Senja mengerjapkan mata, orang yang ada di sampingnya. Benarkah ini lelaki itu.
'Aku harap kita tidak akan bertemu lagi'
Penggalan surat yang Langit tinggalkan waktu itu memenuhi kepala Senja. Lelaki ini tak mau bertemu dengan Senja lagi.
Segera, Senja beranjak dari sana.
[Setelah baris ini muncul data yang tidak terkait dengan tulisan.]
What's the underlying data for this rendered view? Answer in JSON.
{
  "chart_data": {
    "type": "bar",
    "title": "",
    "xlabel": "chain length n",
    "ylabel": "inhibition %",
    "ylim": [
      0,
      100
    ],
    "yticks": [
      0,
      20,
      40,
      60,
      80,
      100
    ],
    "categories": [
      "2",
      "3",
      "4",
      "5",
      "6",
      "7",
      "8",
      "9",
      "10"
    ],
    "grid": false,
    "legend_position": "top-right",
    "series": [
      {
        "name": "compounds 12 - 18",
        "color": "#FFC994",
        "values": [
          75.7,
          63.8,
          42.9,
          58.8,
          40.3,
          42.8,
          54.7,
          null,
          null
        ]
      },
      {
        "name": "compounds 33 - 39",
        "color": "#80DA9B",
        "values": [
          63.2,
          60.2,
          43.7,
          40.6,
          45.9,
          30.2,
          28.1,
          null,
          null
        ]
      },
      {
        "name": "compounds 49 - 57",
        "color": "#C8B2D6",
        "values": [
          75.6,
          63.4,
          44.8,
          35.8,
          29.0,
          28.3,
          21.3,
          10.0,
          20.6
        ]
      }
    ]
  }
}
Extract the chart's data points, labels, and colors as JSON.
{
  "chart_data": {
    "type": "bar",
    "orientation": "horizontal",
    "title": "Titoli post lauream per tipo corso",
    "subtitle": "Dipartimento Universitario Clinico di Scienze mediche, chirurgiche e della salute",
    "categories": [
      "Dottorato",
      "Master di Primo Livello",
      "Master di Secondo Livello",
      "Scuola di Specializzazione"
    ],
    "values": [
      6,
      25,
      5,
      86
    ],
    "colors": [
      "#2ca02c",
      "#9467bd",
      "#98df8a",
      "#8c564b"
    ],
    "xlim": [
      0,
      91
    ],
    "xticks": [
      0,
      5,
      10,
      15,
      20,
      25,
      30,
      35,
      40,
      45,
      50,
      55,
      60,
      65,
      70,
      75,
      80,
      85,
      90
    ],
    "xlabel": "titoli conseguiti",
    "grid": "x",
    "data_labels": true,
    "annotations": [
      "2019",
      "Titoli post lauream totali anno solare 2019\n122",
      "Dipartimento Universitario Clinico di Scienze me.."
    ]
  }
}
Walau tadi Langit memanggil namanya, Senja akan berpura-pura tak mendengar.
Isi kepalanya menyuruh Senja untuk pergi, tapi hati Senja sangat berat melewatkan kesempatan ini.
"Senja?"
Baru saja dua langkah, tapi lelaki ini kembali memanggil Senja.
"Y-ya?"
Kening Langit mengkerut. Ada apa dengan Senja, apa dia salah orang tapi kalau dilihat dengan saksama memang ini Senja, wanita yang menolong Langit waktu itu.
"Senja, ini aku Langit."
Senja tersenyum kaku. "Ya, aku ingat."
Ingat juga kala kamu tidak mau bertemu aku, lanjut Senja dalam hati.
"Kamu dari mana?" Langit menatap Senja dari atas sampai bawah.
Bukannya kalau berpakaian seperti ini, identik dengan orang yang sedang melamar pekerjaan. Oh, mungkin Langit sedang berbasa-basi.
"Habis melamar kerja."
Langit mengangguk.
"Oh ya, ini kamu mau ambil minuman ini tadi." Langit mengulurkan botol minum yang Senja dan dirinya pegang tadi.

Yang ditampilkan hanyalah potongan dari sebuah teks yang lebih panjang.